De camp pour réfugiés à camp d’internement

Vers la fin des années 30, des milliers de réfugiés chassés par les persécutions nazies d’Allemagne et d’Autriche arrivent en France. Jugés comme « étrangers indésirables », un nouveau décret, instauré le 12 novembre 1938, restreint fortement le droit d’asile et prévoit l’internement de ces derniers.

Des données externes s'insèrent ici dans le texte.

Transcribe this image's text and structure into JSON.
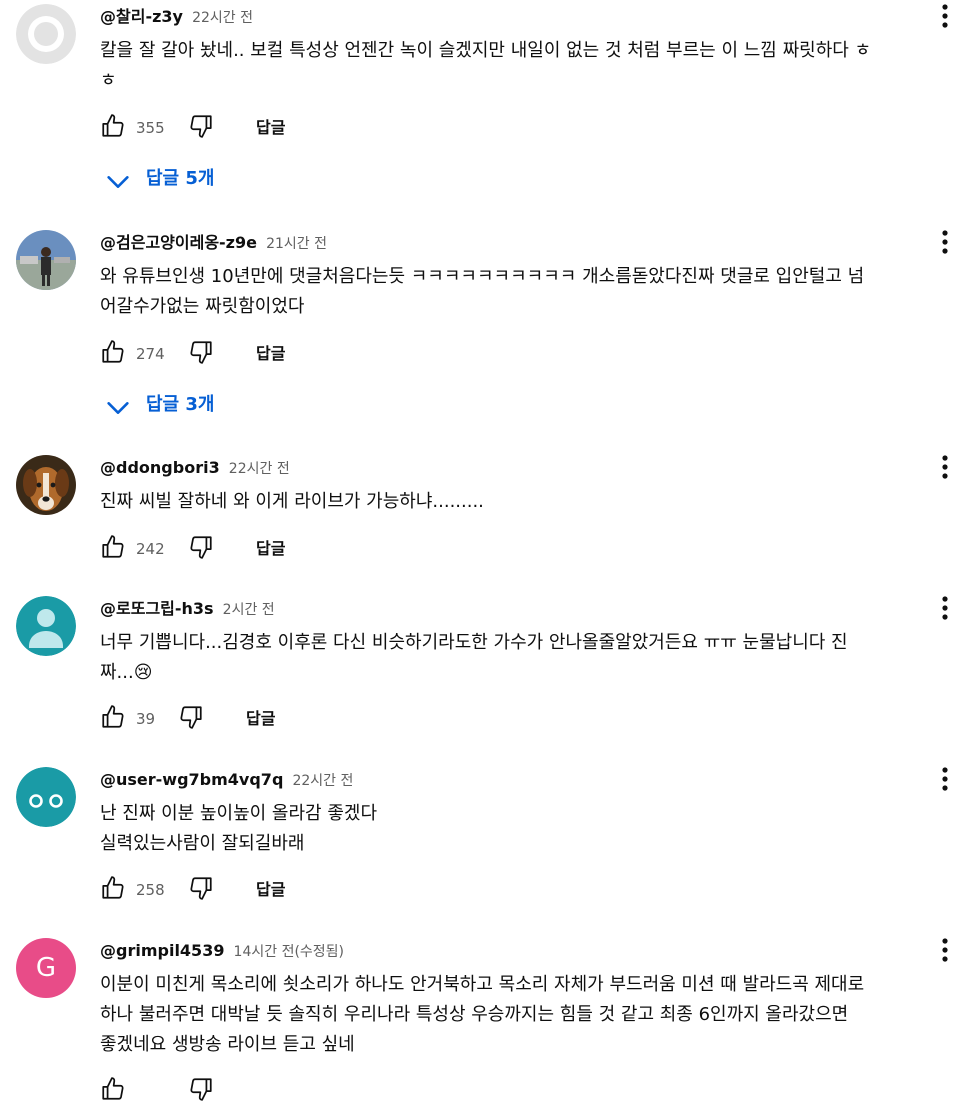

Seulement, le gouvernement français doit faire face à un événement qu’il ne pouvait prévoir. Rapidement, environ 450 000 réfugiés Espagnols fuyant la guerre civile passent la frontière. A la hâte, une trentaine de camps sont construits sur le territoire national.

Après la défaite de 1940 et l’instauration du régime de Vichy, la politique d’exclusion des étrangers se généralise encore davantage. En quelques mois, plus de 50 000 personnes sont internées dans différents camps du Sud de la France et à partir du 14 janvier 1941, le camp de Rivesaltes devient officiellement un camp d’internement. Aux Espagnols enfermés, s’ajoutent désormais des Juifs étrangers, mais aussi des Tsiganes français et bien d’autres ressortissants étrangers encore.

En 1942, le camp de Rivesaltes, situé dans les Pyrénées-Orientales devient le « centre inter-régional de rassemblement Israélites », en somme, le « Drancy de la zone Sud ». Surchargé et rencontrant ainsi de nombreuses difficultés sanitaires et d’approvisionnements, les conditions de vie des prisonniers deviennent très vite déplorables alors même que le camp joue finalement un rôle déterminant dans la politique de collaboration et de déportation des Juifs vers Auschwitz.

A Risevaltes, entre les mois d’août et novembre 1942, environ 5000 Juifs y sont internés. Dès le 11 août de cette même période, 2 313 hommes, femmes et enfants partent en 9 convois.

C’est grâce à des œuvres comme la Croix Rouge ou l’Œuvre de Secours aux Enfants (bien d’autres encore), mais aussi grâce à des hommes comme Paul Corazzi, le représentant même du préfet ou encore Charles Ledermann, qui organisent des évasions en obtenant des bons de sortie auprès des autorités, que plus de la moitié des internés échappent à ces départs.